Reinforcement Schedules
In operant conditioning, the schedule by which reinforcement is delivered greatly impacts the strength and persistence of the learned behavior. The two primary types of reinforcement schedules are continuous and partial (or intermittent), each of which affects how quickly a behavior is acquired and how resistant it is to extinction.
Continuous Reinforcement
Continuous reinforcement involves giving reinforcement every time a desired behavior is performed. This schedule is highly effective for initially establishing a new behavior because the immediate and consistent reward strengthens the behavior-response association. However, behaviors learned under continuous reinforcement are generally more susceptible to extinction, meaning they may fade quickly if reinforcement stops. For example, training a dog to sit by giving it a treat every time it obeys uses continuous reinforcement.
Partial Reinforcement
In partial reinforcement, reinforcement is delivered only some of the time, making it more resistant to extinction compared to continuous reinforcement. Partial reinforcement can be structured based on time intervals or number of responses and is broken down into four main types: fixed-interval, variable-interval, fixed-ratio, and variable-ratio schedules.

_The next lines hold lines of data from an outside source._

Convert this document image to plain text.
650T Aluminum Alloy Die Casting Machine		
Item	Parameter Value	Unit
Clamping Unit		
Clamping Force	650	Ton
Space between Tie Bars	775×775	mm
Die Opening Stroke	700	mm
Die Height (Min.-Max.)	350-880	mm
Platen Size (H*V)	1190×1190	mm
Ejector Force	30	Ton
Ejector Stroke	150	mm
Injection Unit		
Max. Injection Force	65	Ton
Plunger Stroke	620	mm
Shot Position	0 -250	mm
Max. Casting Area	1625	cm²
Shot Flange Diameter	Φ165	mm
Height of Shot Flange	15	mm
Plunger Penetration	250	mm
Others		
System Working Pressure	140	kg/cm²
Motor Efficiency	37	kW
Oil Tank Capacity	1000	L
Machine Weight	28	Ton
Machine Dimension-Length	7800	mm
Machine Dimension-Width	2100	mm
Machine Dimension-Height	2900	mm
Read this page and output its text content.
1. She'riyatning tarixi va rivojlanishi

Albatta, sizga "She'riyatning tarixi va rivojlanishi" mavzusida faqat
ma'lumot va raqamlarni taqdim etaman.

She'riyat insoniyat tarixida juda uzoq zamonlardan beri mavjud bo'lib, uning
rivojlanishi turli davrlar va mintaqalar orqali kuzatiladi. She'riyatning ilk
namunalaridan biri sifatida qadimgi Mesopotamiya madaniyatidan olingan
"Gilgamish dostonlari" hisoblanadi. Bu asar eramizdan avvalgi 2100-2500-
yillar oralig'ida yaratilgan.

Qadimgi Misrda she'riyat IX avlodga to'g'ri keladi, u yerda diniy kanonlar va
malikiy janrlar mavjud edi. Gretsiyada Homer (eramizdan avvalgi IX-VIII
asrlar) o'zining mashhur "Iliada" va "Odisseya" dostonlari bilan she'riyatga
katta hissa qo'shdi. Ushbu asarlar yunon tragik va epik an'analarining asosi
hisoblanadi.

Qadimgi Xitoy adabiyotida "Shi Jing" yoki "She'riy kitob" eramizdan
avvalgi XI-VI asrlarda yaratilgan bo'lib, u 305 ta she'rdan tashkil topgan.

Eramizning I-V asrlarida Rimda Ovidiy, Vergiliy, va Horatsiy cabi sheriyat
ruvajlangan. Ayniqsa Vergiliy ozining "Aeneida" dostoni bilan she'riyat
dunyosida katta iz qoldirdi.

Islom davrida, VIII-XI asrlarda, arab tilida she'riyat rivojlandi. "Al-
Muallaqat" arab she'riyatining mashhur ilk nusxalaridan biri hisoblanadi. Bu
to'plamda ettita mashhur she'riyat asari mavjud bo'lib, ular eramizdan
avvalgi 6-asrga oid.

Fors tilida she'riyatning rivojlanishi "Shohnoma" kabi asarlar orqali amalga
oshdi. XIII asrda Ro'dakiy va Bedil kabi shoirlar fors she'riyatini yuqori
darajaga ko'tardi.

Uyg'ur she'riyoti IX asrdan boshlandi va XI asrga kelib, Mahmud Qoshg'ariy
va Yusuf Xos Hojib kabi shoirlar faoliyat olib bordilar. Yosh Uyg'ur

In a fixed-interval schedule, reinforcement is given for the first response after a set period. For example, employees might receive a paycheck every two weeks regardless of their productivity during that time. Fixed-interval schedules tend to produce a scalloped pattern on a graph, where the response rate increases as the reinforcement time approaches and then drops after the reinforcement is delivered, resulting in bursts of activity followed by pauses.
In a variable-interval schedule, reinforcement is given after varying amounts of time, making the timing unpredictable. For instance, a supervisor who occasionally drops by at unpredictable times to reward hard-working employees ith praise is using a variable-interval schedule. This schedule results in a steady, moderate response rate because the individual never knows when the next reinforcement will occur.
In a fixed-ratio schedule, reinforcement is provided after a set number of correct responses. For example, a coffee shop’s loyalty program may offer a free drink after every 10 purchases. Fixed-ratio schedules generally produce a high rate of response, with a slight pause after each reinforcement, creating a staircase-like pattern on a graph.
In a variable-ratio schedule, reinforcement is delivered after an unpredictable number of responses, such as in gambling or lottery games. Variable-ratio schedules produce the highest and most consistent response rates, as individuals are motivated to keep responding, not knowing when the next reinforcement will occur. This schedule results in a steady and high rate of response without predictable pauses.
Each reinforcement schedule produces a unique response pattern when graphed. Fixed-interval schedules show a scalloped pattern, with responses increasing as the time for reinforcement approaches. Fixed-ratio schedules create a step-like pattern, with high responses followed by brief pauses. Both variable-interval and variable-ratio schedules lead to steady response rates, though the response rate is typically higher with variable-ratio schedules.